When it comes to issues that may affect the stability of the entire global financial system, being prudent and cautious does sound good. On the other hand, you may ask, What stability are you talking about? The current intellectually challenged resident of the White House likes to wake up in the morning and start another trade war. He has endowed various other individuals within the US government with the authority to single-handedly impose financial sanctions on countries, companies and individuals anywhere in the world. The US federal budget deficit is zooming toward a trillion dollars a year—and this while the economy is supposedly doing well. But of course it isn’t: there are close to 100 million long-term unemployed; inflation (if you include housing, education and medicine) is running wild; the country is full of insolvent municipalities and states and so on. Wealth inequality in the US is reaching levels at which countries tend to explode politically. Perhaps most importantly, the quality of the governing elites in the US, which was quite high just a few generations ago, has now become absolutely abysmal. It isn’t just Trump who is intellectually subpar; so is just about everyone else. They will do all they can to perpetuate the fiction that the US is still wealthy and powerful—until the lights go out.

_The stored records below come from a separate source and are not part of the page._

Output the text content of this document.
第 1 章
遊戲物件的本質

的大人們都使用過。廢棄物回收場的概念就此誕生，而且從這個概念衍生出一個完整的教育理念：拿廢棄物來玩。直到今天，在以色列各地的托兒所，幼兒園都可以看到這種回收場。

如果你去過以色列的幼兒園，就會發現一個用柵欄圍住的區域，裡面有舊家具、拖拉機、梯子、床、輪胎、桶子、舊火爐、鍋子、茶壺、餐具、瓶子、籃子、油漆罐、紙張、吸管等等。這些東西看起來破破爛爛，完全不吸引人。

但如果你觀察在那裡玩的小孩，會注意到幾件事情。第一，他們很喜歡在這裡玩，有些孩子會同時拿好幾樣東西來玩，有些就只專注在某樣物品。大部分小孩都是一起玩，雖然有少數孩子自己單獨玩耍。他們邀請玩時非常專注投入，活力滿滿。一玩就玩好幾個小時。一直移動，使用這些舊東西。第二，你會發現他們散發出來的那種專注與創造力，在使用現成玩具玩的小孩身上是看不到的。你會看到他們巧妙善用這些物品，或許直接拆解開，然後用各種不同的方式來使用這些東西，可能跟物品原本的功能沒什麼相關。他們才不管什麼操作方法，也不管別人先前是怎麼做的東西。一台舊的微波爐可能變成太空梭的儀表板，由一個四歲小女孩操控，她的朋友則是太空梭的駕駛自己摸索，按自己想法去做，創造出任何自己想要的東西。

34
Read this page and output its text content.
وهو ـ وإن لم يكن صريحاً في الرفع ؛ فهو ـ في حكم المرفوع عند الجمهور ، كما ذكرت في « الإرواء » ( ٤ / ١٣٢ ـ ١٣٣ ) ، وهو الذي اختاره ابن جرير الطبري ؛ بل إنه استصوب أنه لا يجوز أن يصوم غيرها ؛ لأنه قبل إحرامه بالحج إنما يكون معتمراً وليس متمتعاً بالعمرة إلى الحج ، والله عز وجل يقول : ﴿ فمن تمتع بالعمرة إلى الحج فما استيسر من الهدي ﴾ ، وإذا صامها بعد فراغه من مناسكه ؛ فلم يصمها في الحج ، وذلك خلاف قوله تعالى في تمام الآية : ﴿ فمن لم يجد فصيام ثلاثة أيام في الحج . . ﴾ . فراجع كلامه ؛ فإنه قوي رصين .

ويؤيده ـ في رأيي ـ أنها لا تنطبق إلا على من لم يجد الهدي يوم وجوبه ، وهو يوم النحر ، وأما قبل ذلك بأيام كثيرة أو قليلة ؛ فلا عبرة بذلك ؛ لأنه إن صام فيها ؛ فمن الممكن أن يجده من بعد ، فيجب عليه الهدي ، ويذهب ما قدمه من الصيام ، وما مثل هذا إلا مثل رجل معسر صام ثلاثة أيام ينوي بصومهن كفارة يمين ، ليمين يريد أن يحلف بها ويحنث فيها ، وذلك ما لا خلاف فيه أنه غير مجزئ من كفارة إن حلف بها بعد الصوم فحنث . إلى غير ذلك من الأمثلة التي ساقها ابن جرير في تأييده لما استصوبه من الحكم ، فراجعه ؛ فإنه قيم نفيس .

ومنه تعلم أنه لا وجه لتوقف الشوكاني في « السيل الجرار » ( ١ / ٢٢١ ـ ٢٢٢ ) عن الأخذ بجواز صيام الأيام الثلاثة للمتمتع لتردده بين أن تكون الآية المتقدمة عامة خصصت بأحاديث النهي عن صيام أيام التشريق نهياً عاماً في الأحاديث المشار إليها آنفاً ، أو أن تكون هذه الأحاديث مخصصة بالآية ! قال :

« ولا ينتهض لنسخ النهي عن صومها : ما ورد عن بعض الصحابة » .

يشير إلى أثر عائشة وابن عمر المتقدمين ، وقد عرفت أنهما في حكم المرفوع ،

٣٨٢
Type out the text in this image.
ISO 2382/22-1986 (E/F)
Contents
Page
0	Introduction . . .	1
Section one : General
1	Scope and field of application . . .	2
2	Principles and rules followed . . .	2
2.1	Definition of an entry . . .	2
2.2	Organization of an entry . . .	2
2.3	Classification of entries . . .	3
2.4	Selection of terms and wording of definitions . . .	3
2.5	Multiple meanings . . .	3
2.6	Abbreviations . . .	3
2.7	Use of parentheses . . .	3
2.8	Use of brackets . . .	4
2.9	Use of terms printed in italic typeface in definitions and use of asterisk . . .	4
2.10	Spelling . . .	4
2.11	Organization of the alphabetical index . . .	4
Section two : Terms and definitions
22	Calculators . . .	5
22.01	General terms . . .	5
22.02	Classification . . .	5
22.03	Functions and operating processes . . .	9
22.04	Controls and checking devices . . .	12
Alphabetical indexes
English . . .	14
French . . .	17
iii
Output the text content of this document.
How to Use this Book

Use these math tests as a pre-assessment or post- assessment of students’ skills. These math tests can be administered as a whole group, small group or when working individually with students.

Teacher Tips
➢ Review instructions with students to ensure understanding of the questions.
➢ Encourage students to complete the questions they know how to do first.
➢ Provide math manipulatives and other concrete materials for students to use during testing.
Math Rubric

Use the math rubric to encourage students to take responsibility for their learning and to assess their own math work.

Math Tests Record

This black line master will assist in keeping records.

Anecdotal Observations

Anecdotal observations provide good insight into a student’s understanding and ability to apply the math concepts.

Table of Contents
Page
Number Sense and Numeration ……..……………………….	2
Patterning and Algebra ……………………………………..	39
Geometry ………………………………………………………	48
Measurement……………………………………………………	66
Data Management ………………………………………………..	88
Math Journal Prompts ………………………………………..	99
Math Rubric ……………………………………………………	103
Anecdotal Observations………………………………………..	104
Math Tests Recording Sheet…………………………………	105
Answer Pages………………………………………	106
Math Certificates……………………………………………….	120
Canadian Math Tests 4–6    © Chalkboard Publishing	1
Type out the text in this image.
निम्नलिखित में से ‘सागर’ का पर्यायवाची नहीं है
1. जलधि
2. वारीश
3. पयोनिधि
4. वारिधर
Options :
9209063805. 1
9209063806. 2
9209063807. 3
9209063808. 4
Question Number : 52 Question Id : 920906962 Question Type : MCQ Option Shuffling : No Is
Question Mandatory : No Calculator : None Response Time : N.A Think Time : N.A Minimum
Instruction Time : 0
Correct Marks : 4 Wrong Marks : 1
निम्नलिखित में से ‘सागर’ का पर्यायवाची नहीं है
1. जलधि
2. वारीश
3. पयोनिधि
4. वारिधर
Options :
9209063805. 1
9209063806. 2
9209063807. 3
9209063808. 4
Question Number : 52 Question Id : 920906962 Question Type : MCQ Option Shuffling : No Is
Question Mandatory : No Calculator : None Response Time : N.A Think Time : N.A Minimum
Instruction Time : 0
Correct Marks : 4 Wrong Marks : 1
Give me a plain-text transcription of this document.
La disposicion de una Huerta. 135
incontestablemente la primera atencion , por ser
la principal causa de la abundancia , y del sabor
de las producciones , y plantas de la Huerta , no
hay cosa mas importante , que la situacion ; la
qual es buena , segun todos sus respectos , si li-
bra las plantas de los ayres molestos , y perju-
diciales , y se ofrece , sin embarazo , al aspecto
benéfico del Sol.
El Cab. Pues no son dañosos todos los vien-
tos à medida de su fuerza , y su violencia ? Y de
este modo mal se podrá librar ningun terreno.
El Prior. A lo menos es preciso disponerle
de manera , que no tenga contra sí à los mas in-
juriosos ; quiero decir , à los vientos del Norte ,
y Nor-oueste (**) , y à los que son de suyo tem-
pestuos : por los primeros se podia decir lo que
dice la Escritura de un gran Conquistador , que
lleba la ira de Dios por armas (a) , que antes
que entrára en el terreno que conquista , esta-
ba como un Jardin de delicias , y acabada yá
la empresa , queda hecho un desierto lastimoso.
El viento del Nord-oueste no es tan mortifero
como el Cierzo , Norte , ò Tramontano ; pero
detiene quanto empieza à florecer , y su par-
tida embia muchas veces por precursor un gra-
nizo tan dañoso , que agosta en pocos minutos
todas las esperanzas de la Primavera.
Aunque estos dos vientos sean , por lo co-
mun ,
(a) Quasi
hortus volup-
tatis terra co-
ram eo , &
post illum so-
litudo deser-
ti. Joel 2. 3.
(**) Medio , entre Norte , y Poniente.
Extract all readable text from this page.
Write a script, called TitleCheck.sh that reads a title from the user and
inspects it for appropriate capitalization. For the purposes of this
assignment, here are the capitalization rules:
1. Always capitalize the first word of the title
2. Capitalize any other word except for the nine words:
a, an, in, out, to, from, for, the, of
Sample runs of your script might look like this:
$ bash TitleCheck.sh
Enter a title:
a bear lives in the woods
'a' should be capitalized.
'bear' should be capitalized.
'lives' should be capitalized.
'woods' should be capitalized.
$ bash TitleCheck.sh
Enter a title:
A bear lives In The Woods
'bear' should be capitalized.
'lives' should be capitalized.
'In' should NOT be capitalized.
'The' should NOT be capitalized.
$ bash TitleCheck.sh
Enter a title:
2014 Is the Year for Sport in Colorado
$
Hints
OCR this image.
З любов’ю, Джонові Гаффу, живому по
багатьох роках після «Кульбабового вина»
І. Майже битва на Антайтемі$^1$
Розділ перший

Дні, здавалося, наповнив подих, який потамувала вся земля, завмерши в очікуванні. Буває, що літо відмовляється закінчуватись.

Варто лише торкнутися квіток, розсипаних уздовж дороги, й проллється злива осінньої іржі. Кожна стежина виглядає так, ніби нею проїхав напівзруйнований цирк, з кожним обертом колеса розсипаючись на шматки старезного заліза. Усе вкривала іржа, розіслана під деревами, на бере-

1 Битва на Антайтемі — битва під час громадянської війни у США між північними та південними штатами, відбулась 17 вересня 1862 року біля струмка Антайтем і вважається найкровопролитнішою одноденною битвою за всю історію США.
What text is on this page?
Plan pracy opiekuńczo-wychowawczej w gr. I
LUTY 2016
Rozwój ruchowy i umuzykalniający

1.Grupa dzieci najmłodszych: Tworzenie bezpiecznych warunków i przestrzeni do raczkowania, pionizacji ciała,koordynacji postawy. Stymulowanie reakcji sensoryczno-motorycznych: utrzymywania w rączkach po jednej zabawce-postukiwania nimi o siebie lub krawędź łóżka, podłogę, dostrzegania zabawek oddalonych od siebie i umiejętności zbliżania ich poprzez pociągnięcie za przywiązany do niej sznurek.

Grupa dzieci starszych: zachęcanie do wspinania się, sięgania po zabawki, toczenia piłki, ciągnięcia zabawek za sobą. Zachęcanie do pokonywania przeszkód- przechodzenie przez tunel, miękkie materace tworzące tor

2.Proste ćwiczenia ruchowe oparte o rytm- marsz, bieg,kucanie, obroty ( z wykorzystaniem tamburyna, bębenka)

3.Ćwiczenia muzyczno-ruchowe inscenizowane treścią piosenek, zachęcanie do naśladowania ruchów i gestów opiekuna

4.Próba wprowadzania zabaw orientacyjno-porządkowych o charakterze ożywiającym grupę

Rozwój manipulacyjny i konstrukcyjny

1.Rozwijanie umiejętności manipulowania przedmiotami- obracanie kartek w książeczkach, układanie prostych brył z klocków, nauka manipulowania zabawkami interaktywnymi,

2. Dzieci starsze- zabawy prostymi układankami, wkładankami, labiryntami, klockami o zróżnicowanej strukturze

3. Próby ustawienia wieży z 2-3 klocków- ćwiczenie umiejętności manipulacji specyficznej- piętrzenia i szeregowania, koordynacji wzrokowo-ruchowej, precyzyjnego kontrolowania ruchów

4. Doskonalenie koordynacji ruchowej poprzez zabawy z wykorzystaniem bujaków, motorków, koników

Still, it would be unwise to panic, because in a panic everyone gets wiped out in a hurry. The right approach to dedollarization is to work at it dilligently, every day, pursuing a strategy that will minimize your losses. The collapse of the US dollar system is not going to be a money-making opportunity for most people around the world. Instead, the choice is between losing something and losing everything, and I would advise the former. And so here is a handy dedollarization flowchart I have put together. If you follow it faithfully, in the fullness of time you will find yourself fully dedollarized. I leave it up to you to decide how aggressively you should act, based on your own subjective feeling of when the deadline is going to suddenly arrive.